Photographs by Mila Teshaieva – The Brooklyn Rail


Cambridge, MA

MIT Museum
August 2, 2018 – February 28, 2019

Although her first solo exhibition on the East Coast is officially promoted as featuring three of her recent photographic series that explore the complexity of national identities and memories in the former territories of the USSR, the brilliance of the photographer’s exhibition Mila Teshaieva resides not only in the expansive and consciously composed photographs, but in their total installation. By borrowing a few didactic practices chosen from historical museums, the presentation of his works deliberately and effectively blurs the line between reality and fiction, that is, where memory lives.

An impressive golden wall bearing the title of the show, imagined communities, and an introductory text greets the visitor at the entrance. On the adjacent wall, a small nondescript map of the countries of the Caspian region in Central Asia, the Balkans and Ukraine further orients the visitor to the places that will be discussed, adding to the objective pretext of the exhibition. An enlarged version of one of Teshaieva’s photographs – placed next to the generic card – shows a boy standing with his back to the audience, transfixed by a painted group portrait of exotically dressed Iranian women. Its promise to draw the visitor into the penetrating odyssey of the national and historical imagination of Teshaieva.

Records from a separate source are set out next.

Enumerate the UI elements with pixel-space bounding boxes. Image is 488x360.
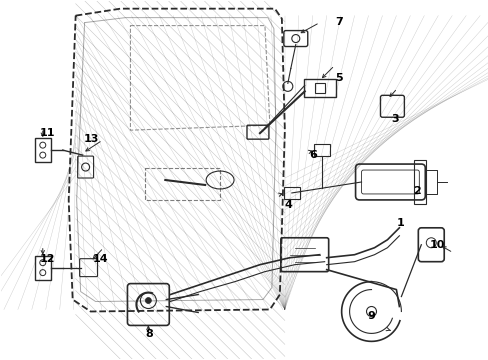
Text: 14: 14 bbox=[93, 254, 108, 264]
Text: 12: 12 bbox=[40, 254, 55, 264]
Text: 1: 1 bbox=[396, 218, 404, 228]
Circle shape bbox=[145, 298, 151, 303]
Bar bbox=[35, 138, 51, 162]
Bar bbox=[313, 144, 329, 156]
Bar bbox=[283, 187, 299, 199]
Bar bbox=[314, 84, 324, 93]
Text: 3: 3 bbox=[391, 114, 399, 124]
Text: 4: 4 bbox=[284, 200, 292, 210]
Text: 13: 13 bbox=[83, 134, 99, 144]
Text: 10: 10 bbox=[428, 239, 444, 249]
Text: 8: 8 bbox=[145, 329, 153, 339]
Bar bbox=[35, 256, 51, 280]
Bar bbox=[413, 160, 426, 204]
Text: 2: 2 bbox=[413, 186, 421, 196]
Text: 11: 11 bbox=[40, 129, 55, 138]
Text: 5: 5 bbox=[335, 73, 343, 83]
Text: 6: 6 bbox=[308, 150, 316, 160]
Text: 7: 7 bbox=[335, 17, 343, 27]
Text: 9: 9 bbox=[366, 311, 374, 321]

Instead of conventional labels providing the title and relevant information of the works, each photograph in Imagined communities is accompanied by a long caption printed on the wall seriously explaining the subject of each image. However, the didactic and political explanation of the image text is often unclear or bizarre, which is usually the way didactic works in state historical museums, leaving the viewer to question the intent of the text. , image or both.

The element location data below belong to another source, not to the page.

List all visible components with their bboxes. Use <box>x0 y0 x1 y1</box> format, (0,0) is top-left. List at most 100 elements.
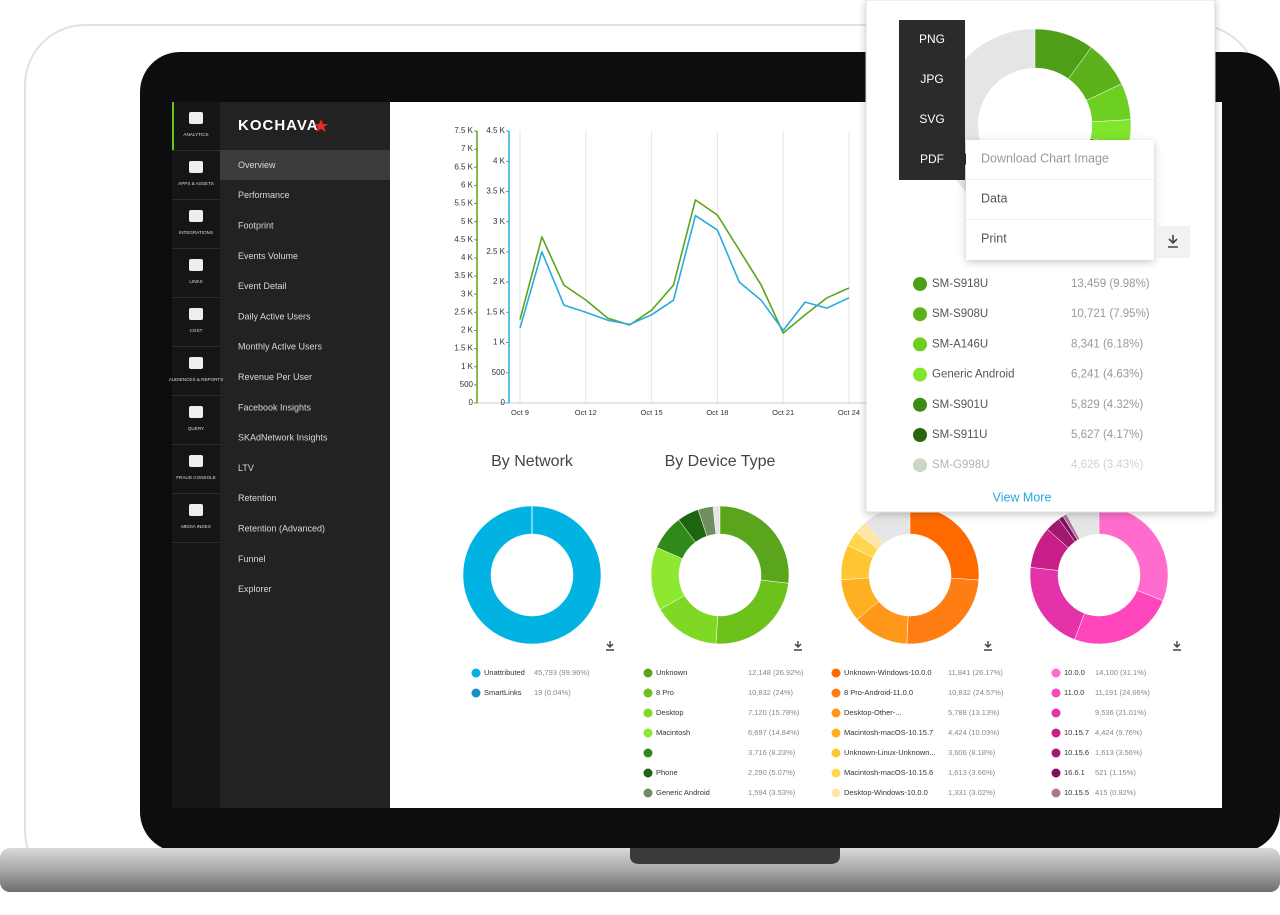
legend-dot <box>1051 708 1061 718</box>
view-more-link[interactable]: View More <box>993 490 1052 504</box>
legend-value: 6,697 (14.84%) <box>748 728 800 737</box>
rail-label[interactable]: INTEGRATIONS <box>179 230 213 235</box>
y-tick-label: 4.5 K <box>486 126 505 135</box>
export-option[interactable]: Print <box>981 231 1007 245</box>
legend-value: 14,100 (31.1%) <box>1095 668 1147 677</box>
popup: PNG JPG SVG PDF Download Chart Image Data Prin… <box>865 0 1216 513</box>
legend-value: 5,627 (4.17%) <box>1071 429 1143 441</box>
legend-dot <box>913 337 927 352</box>
legend-dot <box>1051 768 1061 778</box>
rail-icon <box>189 455 203 467</box>
nav-item[interactable]: Event Detail <box>238 281 287 291</box>
x-tick-label: Oct 15 <box>641 408 663 417</box>
nav-item[interactable]: Funnel <box>238 554 266 564</box>
legend-name: 10.0.0 <box>1064 668 1085 677</box>
donut-charts: By Network Unattributed 45,793 (99.96%) Sma… <box>462 453 1181 798</box>
base-notch <box>630 848 840 864</box>
legend-dot <box>913 397 927 412</box>
nav-item[interactable]: SKAdNetwork Insights <box>238 433 328 443</box>
rail-label[interactable]: ANALYTICS <box>183 132 208 137</box>
export-format[interactable]: JPG <box>920 72 943 86</box>
export-option[interactable]: Data <box>981 191 1007 205</box>
rail-icon <box>189 161 203 173</box>
legend-value: 8,341 (6.18%) <box>1071 338 1143 350</box>
x-tick-label: Oct 21 <box>772 408 794 417</box>
download-icon[interactable] <box>1173 641 1181 651</box>
rail-icon <box>189 210 203 222</box>
nav-item[interactable]: Events Volume <box>238 251 298 261</box>
y-tick-label: 7 K <box>461 144 474 153</box>
y-tick-label: 3.5 K <box>454 271 473 280</box>
line-series <box>519 214 850 332</box>
export-format[interactable]: PNG <box>919 32 945 46</box>
export-option[interactable]: Download Chart Image <box>981 151 1109 165</box>
rail-label[interactable]: APPS & ASSETS <box>178 181 214 186</box>
legend-dot <box>643 768 653 778</box>
download-icon[interactable] <box>606 641 614 651</box>
nav-menu: Overview Performance Footprint Events Volum… <box>238 160 328 594</box>
rail-label[interactable]: AUDIENCES & REPORTS <box>169 377 224 382</box>
nav-item[interactable]: Explorer <box>238 584 272 594</box>
y-tick-label: 1.5 K <box>454 344 473 353</box>
download-icon[interactable] <box>794 641 802 651</box>
nav-item[interactable]: Facebook Insights <box>238 402 312 412</box>
legend-value: 4,424 (10.03%) <box>948 728 1000 737</box>
rail-label[interactable]: QUERY <box>188 426 204 431</box>
nav-panel <box>220 102 390 808</box>
nav-item[interactable]: Daily Active Users <box>238 311 311 321</box>
export-format[interactable]: SVG <box>919 112 944 126</box>
rail-label[interactable]: LINKS <box>189 279 202 284</box>
rail-label[interactable]: MEDIA INDEX <box>181 524 211 529</box>
legend-name: 11.0.0 <box>1064 688 1084 697</box>
legend-dot <box>643 708 653 718</box>
nav-item[interactable]: Overview <box>238 160 276 170</box>
legend-value: 1,594 (3.53%) <box>748 788 796 797</box>
rail-label[interactable]: COST <box>190 328 203 333</box>
legend-dot <box>643 688 653 698</box>
export-format[interactable]: PDF <box>920 152 944 166</box>
nav-item[interactable]: Performance <box>238 190 290 200</box>
legend-name: SM-S908U <box>932 308 988 320</box>
legend-dot <box>831 748 841 758</box>
rail-icon <box>189 406 203 418</box>
y-tick-label: 2.5 K <box>486 247 505 256</box>
legend-value: 521 (1.15%) <box>1095 768 1136 777</box>
legend-dot <box>831 768 841 778</box>
y-tick-label: 500 <box>492 368 506 377</box>
legend-value: 3,716 (8.23%) <box>748 748 796 757</box>
nav-item[interactable]: Footprint <box>238 220 274 230</box>
logo-star <box>314 119 328 132</box>
legend-name: Desktop-Other-... <box>844 708 902 717</box>
y-tick-label: 6.5 K <box>454 162 473 171</box>
legend-name: Generic Android <box>656 788 710 797</box>
nav-item[interactable]: Retention <box>238 493 277 503</box>
legend-dot <box>1051 788 1061 798</box>
legend-dot <box>913 367 927 382</box>
download-icon[interactable] <box>984 641 992 651</box>
nav-item[interactable]: LTV <box>238 463 254 473</box>
legend-value: 4,424 (9.76%) <box>1095 728 1143 737</box>
legend-value: 11,841 (26.17%) <box>948 668 1003 677</box>
icon-rail-items: ANALYTICS APPS & ASSETS INTEGRATIONS LINKS C… <box>169 112 224 543</box>
rail-active <box>172 102 174 150</box>
line-chart: Oct 9 Oct 12 Oct 15 Oct 18 Oct 21 Oct 24 0 500 1… <box>454 126 866 417</box>
nav-item[interactable]: Retention (Advanced) <box>238 523 325 533</box>
legend-name: SM-A146U <box>932 338 988 350</box>
x-tick-label: Oct 24 <box>838 408 860 417</box>
rail-label[interactable]: FRAUD CONSOLE <box>176 475 216 480</box>
y-tick-label: 7.5 K <box>454 126 473 135</box>
legend-name: Macintosh-macOS-10.15.7 <box>844 728 933 737</box>
x-tick-label: Oct 18 <box>706 408 728 417</box>
legend-name: Desktop <box>656 708 684 717</box>
y-tick-label: 0 <box>469 398 474 407</box>
legend-name: 10.15.7 <box>1064 728 1089 737</box>
donut-segment <box>855 522 884 550</box>
nav-item[interactable]: Revenue Per User <box>238 372 312 382</box>
legend-dot <box>1051 688 1061 698</box>
nav-item[interactable]: Monthly Active Users <box>238 342 323 352</box>
legend-value: 9,536 (21.01%) <box>1095 708 1147 717</box>
legend-dot <box>471 668 481 678</box>
y-tick-label: 4.5 K <box>454 235 473 244</box>
legend-dot <box>1051 748 1061 758</box>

The captions attempt to tell the meaning of the images with absurd and sometimes comedic effect. In one example, an unhappy man in a dark suit and sunglasses stands in front of a barren white mountain range. The legend describes this person as a confused driver who cannot read the signs, which the new government of Turkmenistan recently changed from Cyrillic to Latin. The caption wryly notes in its conclusion: “For now, he’s relying on intuition to find his direction.” This photo is part of the first photographic series, “Promising Waters”, of the three presented in the exhibition. Detailing how ordinary people in Azerbaijan, Kazakhstan and Turkmenistan – like the driver – are adjusting to the new social and national realities of independence from Soviet rule, “Promising Waters” presents national identity and memory in a state of transition.

“Sorry, not sorry,” the second photographic series in the exhibition, moves west into contemporary Balkan countries and considers memory and identity as created through national historic sites. A photograph in this series apparently captures the commemoration ceremony of the 1389 Battle of Kosovo, a significant battle that was also used politically to justify the Serbian territorial wars in the 1990s six centuries later. Yet the image does not represent only a desolate landscape with a few obscure figures in the background. The entire surface of the image is so deliberately covered with a gray film of mist that it becomes difficult to imagine that a crucial battle took place here, let alone a commemoration ceremony in the present day. Teshaieva’s refusal in “Sorry, Not Sorry” to focus on the grand narratives of the past, as well as their service to group interests in the present, creates an uncanny space for a third narrative to emerge from these sites, one that stands outside the national memory and its historical mobilization.

For her third series, “Unfamiliar Memories,” Teshaieva invited people in Ukraine to recreate memories of their grandparents’ generation during World War II and the Soviet era that followed. The captions that accompany each photograph are quotes from those people reflecting the particular memory they have chosen to recreate for Teshaieva’s camera. It is a powerful body of work that explores historical and national memory as the construction of personal narratives rather than collectively produced visions.

But as in the images of “Promising Waters” and “Sorry, Not Sorry”, in “Unfamiliar Memory” historical fact and fantasy mutually fulfill each other. A work in “Unfamiliar Memory” quotes a participant who says he and his family never got to know his grandparents, who served in the military. The corresponding image depicts an idyllic scene of three men in military uniforms resting in the grass. However, it is unclear whose memory they are performing on camera – their own memory of their grandparents, the unknowable memory of their wartime grandparents, or their grandparents’ memory reconciled with the memory national more familiar with war.

Back at the entrance to exit the show, we see the boy again looking at the painted group portrait. His caption reveals that the boy is falsely informed that those pictured are his ancestors. From an early age, memory and identity are learned through these images and words. And they are inescapable even once one realizes that images and words are also imagined.